Nel 1960, il primo attore davvero significativo fu il Presidente egiziano Gamal Abdel Nasser, che condusse una pericolosa “politica del rischio calcolato“, come avrebbe fatto sei anni dopo. Nasser acuì la retorica di guerra contro Israele minacciando di spostare truppe nella smilitarizzata penisola del Sinai e di bloccare il passaggio delle navi nella città meridionale di Eilat. Le sue motivazioni erano le stesse nel 1960 come nel 1967: temeva che Israele avrebbe attaccato la Siria, che tra il 1958 e il 1962 si era unita formalmente all’Egitto nella cosiddetta Repubblica Araba Unita (RAU). Dalla firma dell’armistizio fra Israele e Siria, nell’estate del 1949, parecchie questioni erano rimaste in sospeso. Fra queste, vi era il controllo su alcuni territori denominati dalle Nazioni Unite “terre di nessuno”, che entrambe le parti rivendicavano. Di tanto in tanto, Israele incoraggiava membri dei Kibbutz e degli insediamenti adiacenti ad andare a coltivarle, ben sapendo che ciò avrebbe innescato una risposta siriana dalle alture del Golan. Questo fu esattamente ciò che accadde nel 1960, a cui seguì una prevedibile escalation: l’aviazione israeliana diede prova di sé per dimostrare la propria supremazia sui jet russi impiegati dall’aviazione siriana. Seguirono combattimenti aerei e scambi di fuoco, furono presentate denunce al Comitato per l’Armistizio e regnò una tregua precaria fino a quando gli scontri ripresero nuovamente. Una seconda fonte di attrito fra Israele e Siria riguardò la costruzione israeliana del cosiddetto condotto idrico nazionale, un enorme progetto che includeva viadotti, tubazioni e canali, tra gli estuari del fiume giordano e il sud dello Stato di Israele. I lavori iniziarono nel 1953 e finirono per includere anche la sottrazione di alcune risorse idriche necessarie alla sopravvivenza della popolazione siriana e libanese. In risposta, i leader siriani riuscirono a convincere i loro alleati egiziani della RAU che Israele avrebbe potuto lanciare una campagna militare a tutto campo contro la Siria per assicurarsi le alture strategiche del Golan e le sorgenti del fiume Giordano.
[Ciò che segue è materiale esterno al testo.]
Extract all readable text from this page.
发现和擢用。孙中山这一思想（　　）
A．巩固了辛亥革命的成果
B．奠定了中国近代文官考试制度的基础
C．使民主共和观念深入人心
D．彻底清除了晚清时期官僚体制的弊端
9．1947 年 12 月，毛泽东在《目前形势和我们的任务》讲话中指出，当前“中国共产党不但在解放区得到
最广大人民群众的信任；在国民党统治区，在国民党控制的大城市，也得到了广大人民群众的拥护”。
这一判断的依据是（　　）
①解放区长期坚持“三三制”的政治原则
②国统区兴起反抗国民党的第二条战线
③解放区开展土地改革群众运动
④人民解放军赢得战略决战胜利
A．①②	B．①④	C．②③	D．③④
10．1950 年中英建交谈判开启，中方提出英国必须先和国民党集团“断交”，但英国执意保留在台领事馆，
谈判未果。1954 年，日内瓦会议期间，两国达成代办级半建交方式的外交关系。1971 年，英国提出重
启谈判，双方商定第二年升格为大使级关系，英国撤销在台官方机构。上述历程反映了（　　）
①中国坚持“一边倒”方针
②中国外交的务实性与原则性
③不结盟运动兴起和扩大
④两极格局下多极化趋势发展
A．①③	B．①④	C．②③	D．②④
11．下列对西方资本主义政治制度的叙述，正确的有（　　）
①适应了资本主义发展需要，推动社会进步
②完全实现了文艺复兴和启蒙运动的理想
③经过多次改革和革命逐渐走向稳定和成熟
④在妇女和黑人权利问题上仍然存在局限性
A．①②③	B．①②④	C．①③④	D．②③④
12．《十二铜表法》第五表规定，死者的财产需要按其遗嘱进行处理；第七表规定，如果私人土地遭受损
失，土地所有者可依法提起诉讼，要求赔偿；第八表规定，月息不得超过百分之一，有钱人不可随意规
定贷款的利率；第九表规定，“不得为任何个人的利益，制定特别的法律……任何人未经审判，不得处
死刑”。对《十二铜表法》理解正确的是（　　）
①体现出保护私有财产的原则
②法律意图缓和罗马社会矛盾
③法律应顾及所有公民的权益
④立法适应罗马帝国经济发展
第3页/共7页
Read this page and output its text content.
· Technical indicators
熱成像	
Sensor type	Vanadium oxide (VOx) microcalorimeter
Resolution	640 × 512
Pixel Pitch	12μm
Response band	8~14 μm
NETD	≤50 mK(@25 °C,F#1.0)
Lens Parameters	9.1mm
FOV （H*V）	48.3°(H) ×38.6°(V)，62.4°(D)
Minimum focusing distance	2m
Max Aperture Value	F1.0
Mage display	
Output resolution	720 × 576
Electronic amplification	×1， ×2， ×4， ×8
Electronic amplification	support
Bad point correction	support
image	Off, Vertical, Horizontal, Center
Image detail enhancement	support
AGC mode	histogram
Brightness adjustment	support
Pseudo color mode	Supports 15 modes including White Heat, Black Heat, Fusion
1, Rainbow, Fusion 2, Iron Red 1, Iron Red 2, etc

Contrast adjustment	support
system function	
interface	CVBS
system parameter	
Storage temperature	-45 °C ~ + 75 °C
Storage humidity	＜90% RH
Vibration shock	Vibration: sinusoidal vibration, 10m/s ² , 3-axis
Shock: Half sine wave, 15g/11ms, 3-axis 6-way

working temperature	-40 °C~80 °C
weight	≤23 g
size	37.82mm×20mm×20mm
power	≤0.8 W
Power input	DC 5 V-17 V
Nasser aveva un altro motivo per ribaltare il precario equilibrio dentro e intorno alla Palestina storica. Voleva rompere la stasi diplomatica creatasi intorno alla questione palestinese e sfidare l’indifferenza globale. Come ha indicato Avi Shlaim nel suo libro Il muro di ferro, Nasser avrebbe anche avuto qualche speranza di trovare una via di uscita dall’impasse quando negoziò con Moshe Sharett, Ministro degli Esteri israeliano e personaggio relativamente accomodante, che per un breve momento, a metà degli anni Cinquanta, fu anche Primo Ministro. Tuttavia, Nasser capì che il potere era nelle mani di Ben Gurion, e una volta che quest’ultimo tornò ad occupare il ruolo di Primo Ministro nel 1955, rimasero poche speranze di raggiungere un accordo di pace fra i due paesi.
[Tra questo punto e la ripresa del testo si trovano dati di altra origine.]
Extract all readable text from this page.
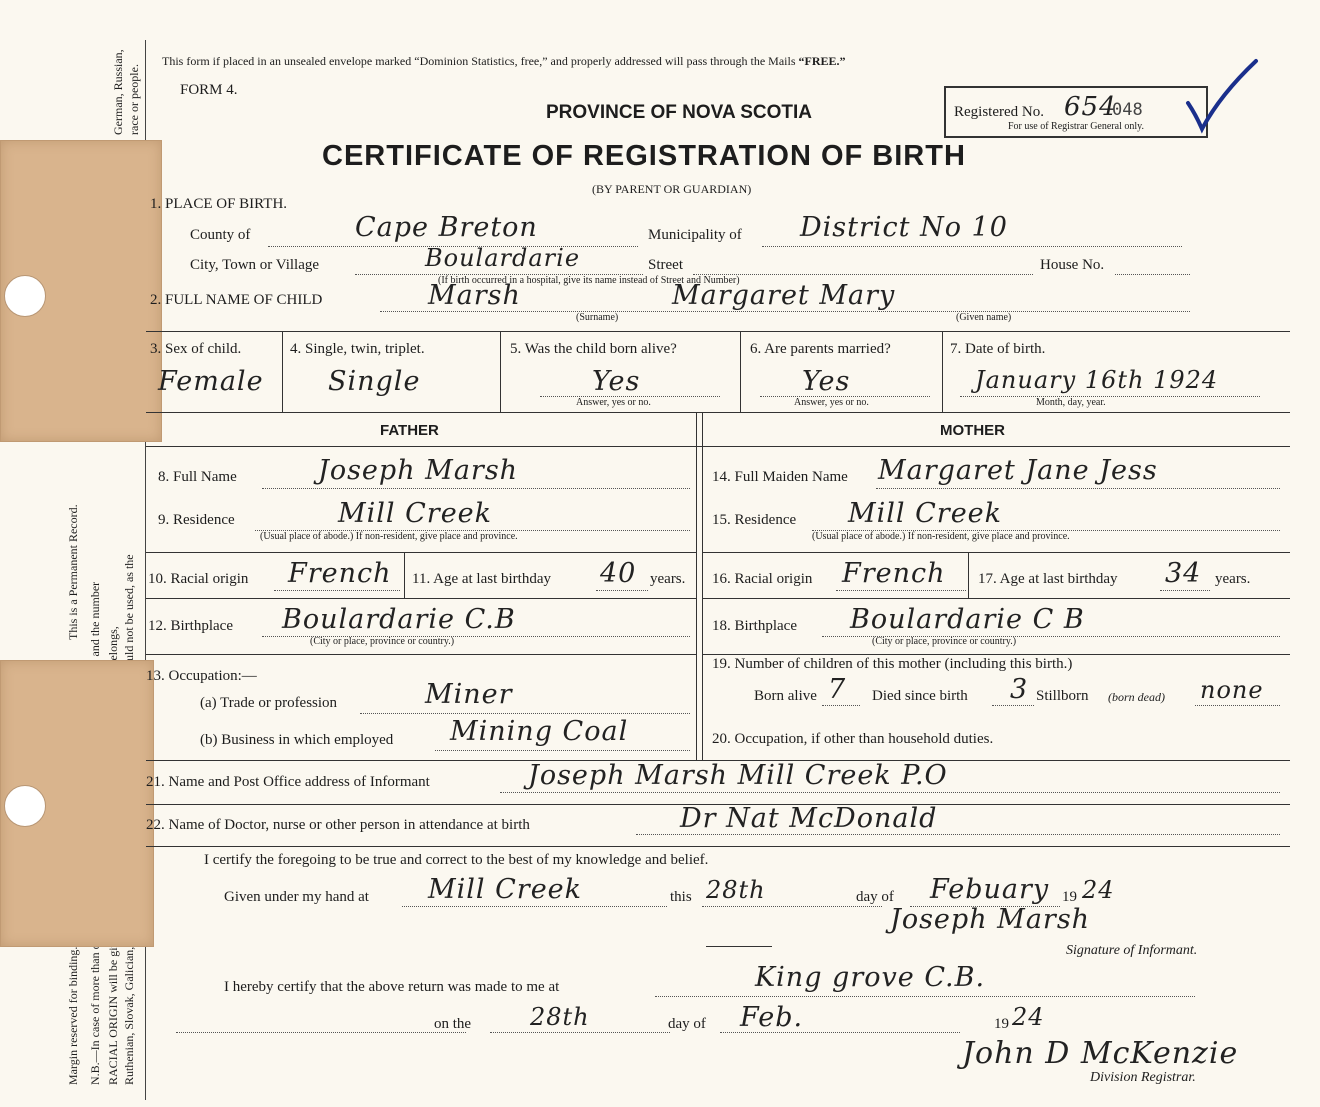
Margin reserved for binding.
This is a Permanent Record.
German, Russian, race or people.
This form if placed in an unsealed envelope marked “Dominion Statistics, free,” and properly addressed will pass through the Mails “FREE.”
FORM 4.
PROVINCE OF NOVA SCOTIA
CERTIFICATE OF REGISTRATION OF BIRTH
(BY PARENT OR GUARDIAN)
Registered No. 654
048
For use of Registrar General only.
1. PLACE OF BIRTH.
County of	Cape Breton	Municipality of District No 10
City, Town or Village	Boulardarie	Street	House No.
(If birth occurred in a hospital, give its name instead of Street and Number)
2. FULL NAME OF CHILD	Marsh	Margaret Mary
(Surname)	(Given name)
3. Sex of child.
Female
4. Single, twin, triplet.
Single
5. Was the child born alive?
Yes
Answer, yes or no.
6. Are parents married?
Yes
Answer, yes or no.
7. Date of birth.
January 16th 1924
Month, day, year.
FATHER	MOTHER
8. Full Name	Joseph Marsh
9. Residence	Mill Creek
(Usual place of abode.) If non-resident, give place and province.
10. Racial origin French 11. Age at last birthday 40 years.
12. Birthplace Boulardarie C.B
(City or place, province or country.)
13. Occupation:—
(a) Trade or profession	Miner
(b) Business in which employed Mining Coal
14. Full Maiden Name Margaret Jane Jess
15. Residence Mill Creek
(Usual place of abode.) If non-resident, give place and province.
16. Racial origin French 17. Age at last birthday 34 years.
18. Birthplace Boulardarie C B
(City or place, province or country.)
19. Number of children of this mother (including this birth.)
Born alive 7 Died since birth 3 Stillborn (born dead) none
20. Occupation, if other than household duties.
21. Name and Post Office address of Informant	Joseph Marsh Mill Creek P.O
22. Name of Doctor, nurse or other person in attendance at birth	Dr Nat McDonald
I certify the foregoing to be true and correct to the best of my knowledge and belief.
Given under my hand at Mill Creek	this 28th	day of Febuary 19 24
Joseph Marsh
Signature of Informant.
I hereby certify that the above return was made to me at	King grove C.B.
on the 28th	day of Feb.	19 24
John D McKenzie
Division Registrar.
Mentre questi negoziati avevano luogo, le due parti discutevano la possibilità di un passaggio di terra egiziano nel Naqab in cambio della fine dello stallo diplomatico. Questa era una prima timida idea che non venne però ulteriormente sviluppata, e non c’è modo di sapere se avrebbe potuto portare ad un trattato di pace bilaterale. Quello che è noto è che c’erano poche possibilità di un accordo di pace bilaterale tra Israele ed Egitto finché fu Primo Ministro Ben Gurion: egli – persino quando non fu più in carica – fece ricorso ai suoi legami con l’esercito per convincere i comandanti a lanciare diverse operazioni militari di provocazione contro le forze egiziane nella Striscia di Gaza, proprio mentre erano in corso i negoziati. Il pretesto per queste operazioni fu rappresentato dalle infiltrazioni di profughi palestinesi dalla Striscia di Gaza in Israele, che gradualmente si militarizzarono dando vita ad una vera e propria guerriglia contro lo Stato ebraico. Israele reagì distruggendo le basi egiziane e uccidendo le truppe.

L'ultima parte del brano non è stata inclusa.